The Muslim Brotherhood in Jordan condemned the verdict in a statement released on Sunday. The arrest of Mr. Bani Rushaid, under a recently strengthened antiterrorism law, was “politically motivated and demonstrates a deliberate escalation by the state against the Muslim Brotherhood in Jordan,” the statement said. “It is a blow to freedom of speech and the rights of citizens.”

Standing inside a black cage in the courtroom, Mr. Bani Rushaid reacted stoically to the verdict. His lawyer, Saleh Armouti, looked at his client and said, “May God bring you no harm.” Mr. Armouti added that he planned to appeal. Mr. Bani Rushaid has been detained since November, and the time he has served will be deducted from his sentence.
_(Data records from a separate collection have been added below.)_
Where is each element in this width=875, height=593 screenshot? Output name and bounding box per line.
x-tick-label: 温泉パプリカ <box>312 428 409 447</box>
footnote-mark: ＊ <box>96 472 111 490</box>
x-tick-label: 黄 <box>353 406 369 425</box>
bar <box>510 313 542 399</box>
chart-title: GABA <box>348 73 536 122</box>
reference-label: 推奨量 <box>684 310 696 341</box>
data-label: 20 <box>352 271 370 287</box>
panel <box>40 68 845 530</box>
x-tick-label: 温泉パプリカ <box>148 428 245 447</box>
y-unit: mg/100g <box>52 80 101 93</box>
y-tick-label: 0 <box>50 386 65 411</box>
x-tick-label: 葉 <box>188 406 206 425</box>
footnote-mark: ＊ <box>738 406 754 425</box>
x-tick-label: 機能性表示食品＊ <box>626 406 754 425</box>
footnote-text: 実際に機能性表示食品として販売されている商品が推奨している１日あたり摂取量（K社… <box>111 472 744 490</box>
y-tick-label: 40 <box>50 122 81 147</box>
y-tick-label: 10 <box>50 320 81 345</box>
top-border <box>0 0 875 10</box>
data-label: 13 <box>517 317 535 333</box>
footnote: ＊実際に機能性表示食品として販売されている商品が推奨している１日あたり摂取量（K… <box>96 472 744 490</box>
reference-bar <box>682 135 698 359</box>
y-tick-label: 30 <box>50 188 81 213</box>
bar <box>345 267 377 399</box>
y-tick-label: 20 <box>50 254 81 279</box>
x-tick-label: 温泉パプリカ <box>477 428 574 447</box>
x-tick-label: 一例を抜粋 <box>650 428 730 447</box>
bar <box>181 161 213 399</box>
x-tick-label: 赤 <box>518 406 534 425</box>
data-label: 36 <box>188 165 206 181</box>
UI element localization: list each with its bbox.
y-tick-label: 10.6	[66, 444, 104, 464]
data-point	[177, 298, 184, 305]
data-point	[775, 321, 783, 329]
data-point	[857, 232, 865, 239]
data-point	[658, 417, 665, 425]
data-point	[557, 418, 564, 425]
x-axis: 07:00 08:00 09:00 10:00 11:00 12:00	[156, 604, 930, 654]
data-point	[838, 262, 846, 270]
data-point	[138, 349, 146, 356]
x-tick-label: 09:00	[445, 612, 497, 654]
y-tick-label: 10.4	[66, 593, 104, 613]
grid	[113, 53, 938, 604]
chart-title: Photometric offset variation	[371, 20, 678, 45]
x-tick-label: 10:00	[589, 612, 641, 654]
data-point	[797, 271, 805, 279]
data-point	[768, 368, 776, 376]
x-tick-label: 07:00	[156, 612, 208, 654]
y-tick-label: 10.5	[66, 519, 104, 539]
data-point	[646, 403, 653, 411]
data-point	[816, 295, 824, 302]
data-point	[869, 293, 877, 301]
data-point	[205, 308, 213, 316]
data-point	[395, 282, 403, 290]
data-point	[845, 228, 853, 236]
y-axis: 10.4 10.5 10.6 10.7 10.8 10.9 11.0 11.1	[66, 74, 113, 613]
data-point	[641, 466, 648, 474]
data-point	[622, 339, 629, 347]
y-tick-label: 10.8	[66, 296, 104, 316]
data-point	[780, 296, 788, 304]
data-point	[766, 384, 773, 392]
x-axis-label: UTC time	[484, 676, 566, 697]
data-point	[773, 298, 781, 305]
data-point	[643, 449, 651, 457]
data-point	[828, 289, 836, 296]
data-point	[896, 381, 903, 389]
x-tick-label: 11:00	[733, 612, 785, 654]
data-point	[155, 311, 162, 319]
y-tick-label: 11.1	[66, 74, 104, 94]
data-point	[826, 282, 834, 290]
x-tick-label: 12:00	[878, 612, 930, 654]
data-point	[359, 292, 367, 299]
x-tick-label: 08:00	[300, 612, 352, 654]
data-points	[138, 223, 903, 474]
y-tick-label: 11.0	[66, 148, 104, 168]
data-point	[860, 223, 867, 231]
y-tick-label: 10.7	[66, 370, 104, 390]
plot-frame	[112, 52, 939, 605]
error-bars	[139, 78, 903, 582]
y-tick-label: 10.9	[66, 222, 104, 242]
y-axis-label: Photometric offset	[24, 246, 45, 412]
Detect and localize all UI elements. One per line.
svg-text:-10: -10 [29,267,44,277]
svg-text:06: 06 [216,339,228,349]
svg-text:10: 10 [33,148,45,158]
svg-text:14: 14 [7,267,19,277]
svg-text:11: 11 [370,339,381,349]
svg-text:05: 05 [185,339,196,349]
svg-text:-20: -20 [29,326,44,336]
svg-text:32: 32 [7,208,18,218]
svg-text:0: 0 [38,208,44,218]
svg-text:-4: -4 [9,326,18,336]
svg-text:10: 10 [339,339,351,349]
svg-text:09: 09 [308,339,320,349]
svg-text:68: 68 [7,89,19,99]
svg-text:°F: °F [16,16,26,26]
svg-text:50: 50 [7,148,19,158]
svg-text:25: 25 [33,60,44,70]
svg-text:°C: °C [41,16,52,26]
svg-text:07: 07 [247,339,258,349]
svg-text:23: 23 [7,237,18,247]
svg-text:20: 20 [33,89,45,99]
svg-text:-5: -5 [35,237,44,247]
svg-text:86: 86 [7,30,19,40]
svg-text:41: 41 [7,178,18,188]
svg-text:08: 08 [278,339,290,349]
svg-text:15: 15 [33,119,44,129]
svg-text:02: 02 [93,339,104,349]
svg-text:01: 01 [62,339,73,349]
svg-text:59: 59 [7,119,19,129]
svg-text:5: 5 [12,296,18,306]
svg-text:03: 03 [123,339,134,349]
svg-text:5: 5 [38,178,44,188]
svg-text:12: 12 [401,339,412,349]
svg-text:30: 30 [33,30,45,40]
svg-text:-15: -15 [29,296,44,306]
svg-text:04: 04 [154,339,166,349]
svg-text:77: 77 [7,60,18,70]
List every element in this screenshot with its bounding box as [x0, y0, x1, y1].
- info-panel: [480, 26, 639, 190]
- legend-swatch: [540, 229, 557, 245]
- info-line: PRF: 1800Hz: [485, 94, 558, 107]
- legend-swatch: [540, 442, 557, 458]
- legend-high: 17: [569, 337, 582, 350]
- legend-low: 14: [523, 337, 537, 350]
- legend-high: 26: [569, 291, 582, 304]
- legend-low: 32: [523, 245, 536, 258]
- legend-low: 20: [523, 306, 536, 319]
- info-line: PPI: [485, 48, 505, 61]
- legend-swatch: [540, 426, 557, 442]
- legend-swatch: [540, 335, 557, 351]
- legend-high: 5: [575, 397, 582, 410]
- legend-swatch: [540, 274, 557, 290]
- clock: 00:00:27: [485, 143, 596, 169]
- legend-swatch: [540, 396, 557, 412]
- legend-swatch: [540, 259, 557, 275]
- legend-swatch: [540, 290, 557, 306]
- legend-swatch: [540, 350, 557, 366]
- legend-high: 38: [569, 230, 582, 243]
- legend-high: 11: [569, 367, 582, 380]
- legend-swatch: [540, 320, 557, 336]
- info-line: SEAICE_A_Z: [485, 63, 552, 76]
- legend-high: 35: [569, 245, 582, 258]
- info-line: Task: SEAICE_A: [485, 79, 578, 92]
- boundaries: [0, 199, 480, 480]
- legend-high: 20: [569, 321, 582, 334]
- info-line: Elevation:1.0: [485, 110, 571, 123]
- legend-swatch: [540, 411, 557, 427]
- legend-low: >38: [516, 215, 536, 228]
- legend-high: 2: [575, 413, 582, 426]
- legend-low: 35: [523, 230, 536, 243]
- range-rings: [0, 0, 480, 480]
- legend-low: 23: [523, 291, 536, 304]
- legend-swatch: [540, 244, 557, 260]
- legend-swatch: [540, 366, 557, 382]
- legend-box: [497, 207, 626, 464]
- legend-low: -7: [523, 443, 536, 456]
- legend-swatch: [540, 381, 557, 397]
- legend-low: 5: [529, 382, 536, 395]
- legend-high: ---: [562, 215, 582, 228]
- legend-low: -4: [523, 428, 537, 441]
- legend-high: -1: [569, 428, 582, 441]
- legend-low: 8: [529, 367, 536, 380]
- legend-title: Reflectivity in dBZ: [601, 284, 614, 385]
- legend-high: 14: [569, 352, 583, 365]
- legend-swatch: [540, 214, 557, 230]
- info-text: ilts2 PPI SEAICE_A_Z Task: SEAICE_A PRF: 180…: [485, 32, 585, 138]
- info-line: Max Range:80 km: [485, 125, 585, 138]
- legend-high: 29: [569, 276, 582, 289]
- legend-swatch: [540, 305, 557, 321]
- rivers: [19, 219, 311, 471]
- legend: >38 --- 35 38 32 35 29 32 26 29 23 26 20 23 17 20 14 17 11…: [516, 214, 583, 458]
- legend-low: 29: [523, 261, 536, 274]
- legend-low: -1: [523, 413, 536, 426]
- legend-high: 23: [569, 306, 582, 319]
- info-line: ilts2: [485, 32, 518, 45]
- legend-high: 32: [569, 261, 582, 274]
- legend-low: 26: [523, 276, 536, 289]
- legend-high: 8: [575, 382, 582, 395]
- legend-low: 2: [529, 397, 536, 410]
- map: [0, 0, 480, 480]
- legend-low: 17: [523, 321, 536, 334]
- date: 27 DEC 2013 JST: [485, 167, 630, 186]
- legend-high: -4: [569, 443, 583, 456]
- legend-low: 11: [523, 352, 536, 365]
“This is a shame, a shame,” shouted a small crowd outside the court after hearing the verdict. Some held posters of Mr. Bani Rushaid. Mr. Armouti angrily pointed his finger in the air and, referring to King Abdullah II of Jordan, said: “Where is justice, your majesty? This is death for freedom of expression. The government is to blame. Where is the government?”

Ali Abul Sukkar, a Brotherhood member who was among the protesters, said, “This court is a military court for the most heinous crimes against the country, not for a well-known figure who expresses an opinion on Facebook.”

“There is no logical and just decision to this,” he added. “It is purely political.”

It was the first arrest and conviction of an opposition leader in recent years, although a Brotherhood member, Mohammad Said Bakr, was taken into custody in September and given a six-month sentence after he harshly criticized the Jordanian authorities for what he suggested was a tepid response to the Israeli military campaign in the Gaza Strip last summer.

The Muslim Brotherhood is Jordan’s main opposition party, but unlike Egypt, Jordan has long tolerated the organization’s presence. In recent months, the Brotherhood movement here has had its own internal disputes, chiefly between the moderate and conservative factions. The movement’s more liberal wing has called for internal reform and changes in policies.

The movement is known for its passionate advocacy of diminishing the relatively unchecked power of the king. Yet it has never called for the overthrow of the monarchy, even during the headiest days of the Arab Spring.

After Mr. Bani Rushaid’s arrest, the government noted the importance of the country’s relations with the United Arab Emirates, where about 250,000 Jordanians work and which have provided considerable financial aid to Jordan. The Emirates have also used Jordan as a base to conduct airstrikes against the Islamic State.